Add the raisins, chopped parsley, grated cheese, minced garlic, bread crumbs, pine nuts, and two tablespoons of olive oil to a bowl, then mix to combine.
If the flank steak is very thick, use a knife to butterfly it to make it about ½ inch thick.
Pound the flank steak out with a meat mallet to tenderize and flatten.
Sprinkle both sides with salt and pepper, then spread the breadcrumb mixture out evenly over the flank steak, leaving a ¼ inch border on all sides.
Starting with a short end, roll the meat up, being sure to keep as much filling inside as possible.
Use some butchers twine to tie it up about 3-5 times around to keep the roll intact.
Heat the remaining two tablespoons of olive oil in a medium-large saucepan.
When the oil is shimmering hot, add the braciole and brown the meat on all sides, about 2 minutes per side.
Remove the braciole from the pan and lower the heat. Add in the minced onion and sliced garlic and cook until softened, about 2-3 minutes.
Add the red wine and use a wooden spoon to scrape up any browned bits on the bottom of the pot.

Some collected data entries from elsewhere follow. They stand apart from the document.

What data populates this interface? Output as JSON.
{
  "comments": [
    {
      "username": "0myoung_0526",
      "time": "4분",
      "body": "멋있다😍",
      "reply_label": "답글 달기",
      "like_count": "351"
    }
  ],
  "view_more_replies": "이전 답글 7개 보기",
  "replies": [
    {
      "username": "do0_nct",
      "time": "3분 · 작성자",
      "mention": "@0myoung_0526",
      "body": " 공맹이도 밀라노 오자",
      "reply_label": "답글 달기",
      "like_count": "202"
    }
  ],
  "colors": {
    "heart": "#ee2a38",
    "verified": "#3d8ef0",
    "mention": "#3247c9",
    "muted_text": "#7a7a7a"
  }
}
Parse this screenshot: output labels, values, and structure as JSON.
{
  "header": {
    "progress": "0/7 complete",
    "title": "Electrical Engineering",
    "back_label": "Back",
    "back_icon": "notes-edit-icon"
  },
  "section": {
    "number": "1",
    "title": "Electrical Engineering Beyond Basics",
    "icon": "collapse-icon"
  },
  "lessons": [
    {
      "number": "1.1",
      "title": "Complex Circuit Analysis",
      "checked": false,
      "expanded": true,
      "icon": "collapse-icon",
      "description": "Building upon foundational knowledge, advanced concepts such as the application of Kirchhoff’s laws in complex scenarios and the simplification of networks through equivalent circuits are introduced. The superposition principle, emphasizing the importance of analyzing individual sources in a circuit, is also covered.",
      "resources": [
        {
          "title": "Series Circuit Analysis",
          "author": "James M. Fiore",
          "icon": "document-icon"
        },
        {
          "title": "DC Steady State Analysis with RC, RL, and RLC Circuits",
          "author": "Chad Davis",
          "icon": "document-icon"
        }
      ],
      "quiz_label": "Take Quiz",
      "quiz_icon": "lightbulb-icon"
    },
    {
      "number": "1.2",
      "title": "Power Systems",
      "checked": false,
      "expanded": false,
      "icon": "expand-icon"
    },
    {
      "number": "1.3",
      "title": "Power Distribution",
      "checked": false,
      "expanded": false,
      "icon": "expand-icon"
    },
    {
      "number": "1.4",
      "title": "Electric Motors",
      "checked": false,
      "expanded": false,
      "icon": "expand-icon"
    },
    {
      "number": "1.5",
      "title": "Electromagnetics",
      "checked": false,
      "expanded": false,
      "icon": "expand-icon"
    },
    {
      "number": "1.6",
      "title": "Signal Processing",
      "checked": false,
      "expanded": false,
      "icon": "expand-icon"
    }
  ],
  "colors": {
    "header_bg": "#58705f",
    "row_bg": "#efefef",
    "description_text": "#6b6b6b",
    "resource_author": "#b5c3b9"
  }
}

Add the tomatoes and bay leaf, then season with salt and pepper. Bring to a boil, then place the braciole back in the pan and spoon some sauce over top.
Turn the heat to low, cover and let simmer for about 3 hours, rotating the braciole every 20-30 minutes.
Use a fork to check to see if the meat is tender, then remove the braciole from the sauce and let it rest for about 20 minutes.
Slice the braciole into rounds and serve with the sauce.